La iniciativa de la Asociación Aragonesa de Autores de Cómic (AAAC) de luchar en contra de la violencia de género con el uso de las viñetas, fue una de las cosas más bonitas que vi en mi visita a Zaragoza. Y mira que me gustó la ciudad.

Por Joe Runner.

No es no. Quizá sea el mensaje más directo que pueda existir, pero se ve que todavía hay unos cuantos que no lo quieren comprender. Cuando por fin parece que avanzamos como sociedad, una ráfaga de ideologías prehistóricas y actos deleznables comienzan a destrozar a base de golpes todo lo que, en teoría, se había cimentado en igualdad y equidad entre sexos. Me encorajino cuando compruebo que todo es una gran farsa, que por más que veamos anuncios por los medios de comunicación en contra de los malos tratos, que por muchos hombres que se hacen llamar “aliados” del feminismo y se desviven por las redes sociales defendiendo algo que insultan con su mera existencia, todavía la mujer vive unos peldaños por debajo del hombre. Si antiguamente la justificación usada era porque una religión creada por hombres trataba a sus iguales como el sexo débil y les daba la importancia de un calcetín usado, me gustaría saber qué narices está sucediendo ahora. Porque ya no puedes poner las noticias sin que escuches defensas ridículas a grupos que violan a mujeres o veas que siguen siendo el mismo reclamo hacia un sector meramente masculino. Lo peor de todo es que cuentan con el apoyo de los mandatarios del país, entre los que se incluyen jueces, políticos o chusma varia de esa índole. Y no vengamos con aquello de que también hay maltrato a los hombres. Que sí, que claro que existe, pero es algo meramente anecdótico en una sociedad en la que ser mujer se penaliza. Casualmente siguen cobrando menos, siguen estando a la sombra de ineptos que no saben hacer la O con un canuto y sus productos vitales se consideran como artículos de lujo. Pero ojo, todos los españoles somos muy feministas. Sólo hay que mirar en las redes sociales…

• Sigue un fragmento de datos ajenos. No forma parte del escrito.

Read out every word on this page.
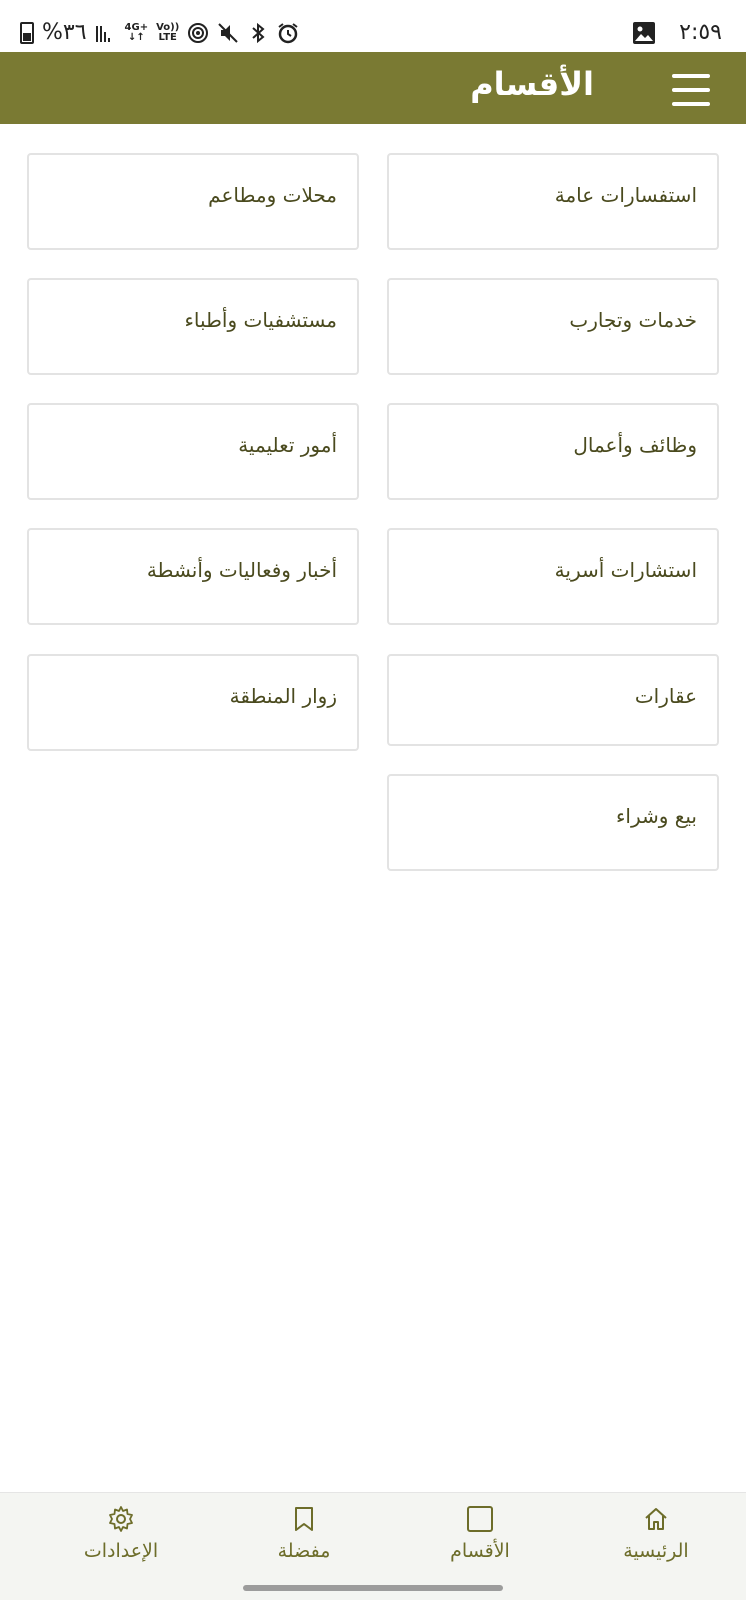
%٣٦	4G+
↓↑
Vo))
LTE	٢:٥٩
الأقسام
استفسارات عامة
محلات ومطاعم
خدمات وتجارب
مستشفيات وأطباء
وظائف وأعمال
أمور تعليمية
استشارات أسرية
أخبار وفعاليات وأنشطة
عقارات
زوار المنطقة
بيع وشراء
الرئيسية
الأقسام
مفضلة
الإعدادات
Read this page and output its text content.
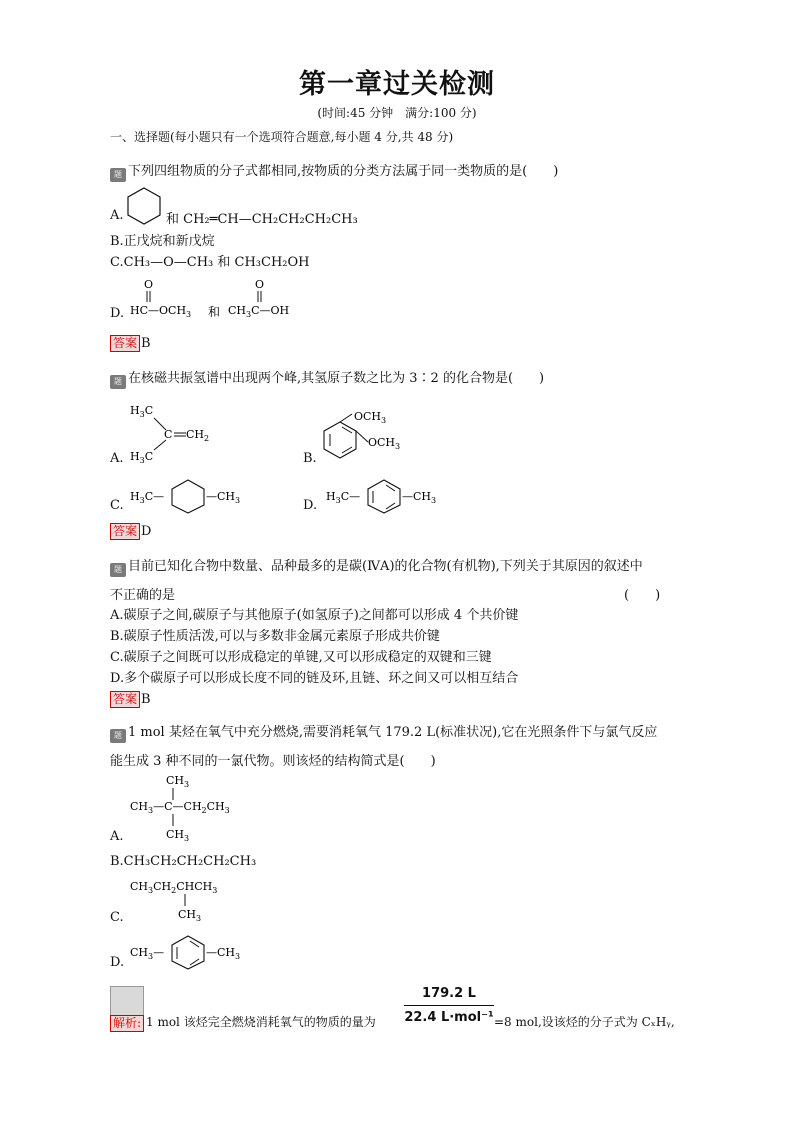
第一章过关检测
(时间:45 分钟　满分:100 分)
一、选择题(每小题只有一个选项符合题意,每小题 4 分,共 48 分)
题 下列四组物质的分子式都相同,按物质的分类方法属于同一类物质的是(　　)
A.	和 CH₂═CH—CH₂CH₂CH₂CH₃
B.正戊烷和新戊烷
C.CH₃—O—CH₃ 和 CH₃CH₂OH
D.
O
$HC—OCH_3$ 和
O
$CH_3C—OH$
答案 B
题 在核磁共振氢谱中出现两个峰,其氢原子数之比为 3∶2 的化合物是(　　)
A.
$H_3C$
$H_3C$
C $CH_2$
B.
$OCH_3$
$OCH_3$
C.
$H_3C—$	$—CH_3$	D.
$H_3C—$	$—CH_3$
答案 D
题 目前已知化合物中数量、品种最多的是碳(ⅣA)的化合物(有机物),下列关于其原因的叙述中
不正确的是	(　　)
A.碳原子之间,碳原子与其他原子(如氢原子)之间都可以形成 4 个共价键
B.碳原子性质活泼,可以与多数非金属元素原子形成共价键
C.碳原子之间既可以形成稳定的单键,又可以形成稳定的双键和三键
D.多个碳原子可以形成长度不同的链及环,且链、环之间又可以相互结合
答案 B
题 1 mol 某烃在氧气中充分燃烧,需要消耗氧气 179.2 L(标准状况),它在光照条件下与氯气反应
能生成 3 种不同的一氯代物。则该烃的结构简式是(　　)
A.
$CH_3$
$CH_3—C—CH_2CH_3$
$CH_3$
B.CH₃CH₂CH₂CH₂CH₃
C.
$CH_3CH_2CHCH_3$
$CH_3$
D.
$CH_3—$	$—CH_3$
解析: 1 mol 该烃完全燃烧消耗氧气的物质的量为
179.2 L
22.4 L·mol⁻¹ =8 mol,设该烃的分子式为 CₓHᵧ,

El pasado mes de diciembre tuve la suerte de poder viajar a Zaragoza y visitar el Salón del Cómic de aquella ciudad, aprovechando así el viaje para hacer turismo y ver a algunos amigos y conocidos. Mi sorpresa fue mayúscula cuando vi que con un simple euro podías entrar y salir durante todo el fin de semana, meándose fuertemente en todos esos eventos comiqueros que pretenden cobrarte una cantidad exagerada de dinero para poder entrar una miserable vez. Crítica a lo sinvergüenzas que son los que realizan esta serie de salones aparte, me chocó que regalasen dos fanzines por el mero hecho de asistir al Salón: uno en el que varios artistas hacían honor a René Goscinny (creador de Ásterix, entre otros) y un segundo que se titulaba No es… No. Como cabría esperar, este segundo era mucho más interesante por el mensaje que pretendía dar al público, como si fuese un recordatorio necesario de la realidad que nos rodea en cuanto al tema de la violencia de género.

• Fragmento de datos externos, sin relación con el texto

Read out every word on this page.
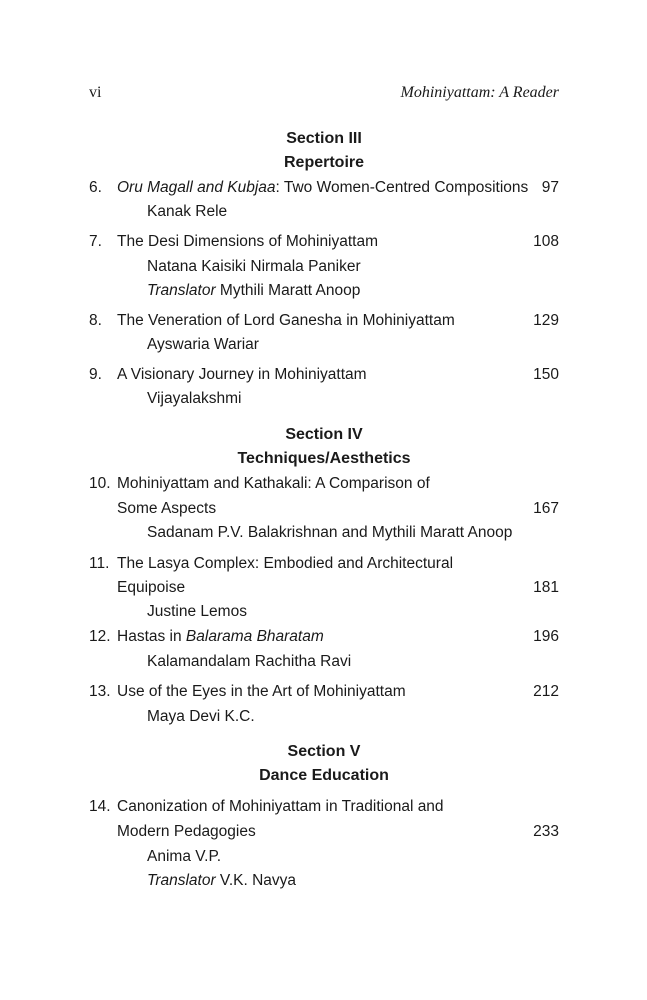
vi	Mohiniyattam: A Reader
Section III
Repertoire
6. Oru Magall and Kubjaa: Two Women-Centred Compositions 97
Kanak Rele
7. The Desi Dimensions of Mohiniyattam	108
Natana Kaisiki Nirmala Paniker
Translator Mythili Maratt Anoop
8. The Veneration of Lord Ganesha in Mohiniyattam	129
Ayswaria Wariar
9. A Visionary Journey in Mohiniyattam	150
Vijayalakshmi
Section IV
Techniques/Aesthetics
10. Mohiniyattam and Kathakali: A Comparison of
Some Aspects	167
Sadanam P.V. Balakrishnan and Mythili Maratt Anoop
11. The Lasya Complex: Embodied and Architectural
Equipoise	181
Justine Lemos
12. Hastas in Balarama Bharatam	196
Kalamandalam Rachitha Ravi
13. Use of the Eyes in the Art of Mohiniyattam	212
Maya Devi K.C.
Section V
Dance Education
14. Canonization of Mohiniyattam in Traditional and
Modern Pedagogies	233
Anima V.P.
Translator V.K. Navya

En el fanzine podíamos ver historias que habían concursado para ver cuál de ellas reflejaba más fielmente la situación de violencia machista y, de paso, concienciar al lector de cómo nos comportamos y lo tristemente normalizado que está todo. En este proyecto participaron Juanfer Briones, Eliseo Navarro López, Javier Marquina, Fernando Casaus, Miguel Ángel Hernández Pradilla, Carlos Azagra, Encarna Revuelta, Rita Piedrafita, David Maynar, Joaquín Campo, Dionisio Platel, Nerea García Serrano, Gonzalo Royo, Lauranne, Javier Pascual, Héctor Baldellou, José Antonio Rubio, Diego Saura, Estheruka, Sara Jotabé, Bram, Juanarete, Frank Palacios, Josema Carrasco, Laura Rubio y Sonia P. Sí, son un montón de personas, pero me parece justo que se les nombre a todas ellas. Porque lo que han hecho es algo más que un simple fanzine. Lo que han hecho con sus historietas y sus críticas es algo totalmente necesario. Mucho. Y más con lo estúpidos que somos.

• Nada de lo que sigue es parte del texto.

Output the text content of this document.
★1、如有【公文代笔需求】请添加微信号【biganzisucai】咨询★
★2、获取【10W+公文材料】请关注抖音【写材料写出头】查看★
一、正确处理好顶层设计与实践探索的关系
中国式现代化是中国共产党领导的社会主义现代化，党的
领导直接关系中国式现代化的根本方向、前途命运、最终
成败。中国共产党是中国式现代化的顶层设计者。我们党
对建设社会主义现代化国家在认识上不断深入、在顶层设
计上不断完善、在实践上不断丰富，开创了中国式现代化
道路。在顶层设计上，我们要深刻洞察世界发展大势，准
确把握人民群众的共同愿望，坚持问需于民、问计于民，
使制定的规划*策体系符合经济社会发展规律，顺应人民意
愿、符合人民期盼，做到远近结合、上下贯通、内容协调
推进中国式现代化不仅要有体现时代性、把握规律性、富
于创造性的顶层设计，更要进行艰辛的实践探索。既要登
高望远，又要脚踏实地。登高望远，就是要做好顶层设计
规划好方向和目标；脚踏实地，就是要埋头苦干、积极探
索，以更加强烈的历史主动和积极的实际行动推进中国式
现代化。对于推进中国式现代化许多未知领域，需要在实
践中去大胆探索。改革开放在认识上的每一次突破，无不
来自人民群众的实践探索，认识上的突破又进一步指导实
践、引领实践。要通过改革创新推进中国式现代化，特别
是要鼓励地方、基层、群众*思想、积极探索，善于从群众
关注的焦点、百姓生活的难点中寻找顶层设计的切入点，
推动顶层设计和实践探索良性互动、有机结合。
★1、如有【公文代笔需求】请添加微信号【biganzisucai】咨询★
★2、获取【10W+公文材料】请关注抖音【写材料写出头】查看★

En este cómic se nos muestran historias cortas que reflejan la problemática del machismo, dejando al final algún tipo de mensaje o moraleja que nos dan qué reflexionar. Cada una de ellas se centra en uno de los sexos, en situaciones históricas que bien podrían ser verídicas o en textos que critican la desigualdad o enaltecen la figura femenina en pos de enfrentarse al heteropatriarcado. Sobra decir que la mayoría de estas historias no tienen un final feliz, como por desgracia pasa en la vida real. Me gustaría quedarme con la que realizaron Javier Marquina y Fernando Casaus por ser el claro ejemplo de la realidad, aunado a una forma magistral y original de narrar la evolución de la relación tóxica que tiene la protagonista con su pareja (y que es la que tenéis en este artículo). Y claro, no termina bien. Porque estas cosas nunca terminan bien, y parece que nos dé exactamente igual. Quizá porque los medios de comunicación nos inmunizan ante estos asesinatos o porque los programas de máxima audiencia se dediquen a ridiculizar a la mujer feminista llamándolas “feminazis” o cualquier otra chorrada de turno. Todo manejado por un patriarcado que ya huele a muerto desde el día que se afianzó en el poder.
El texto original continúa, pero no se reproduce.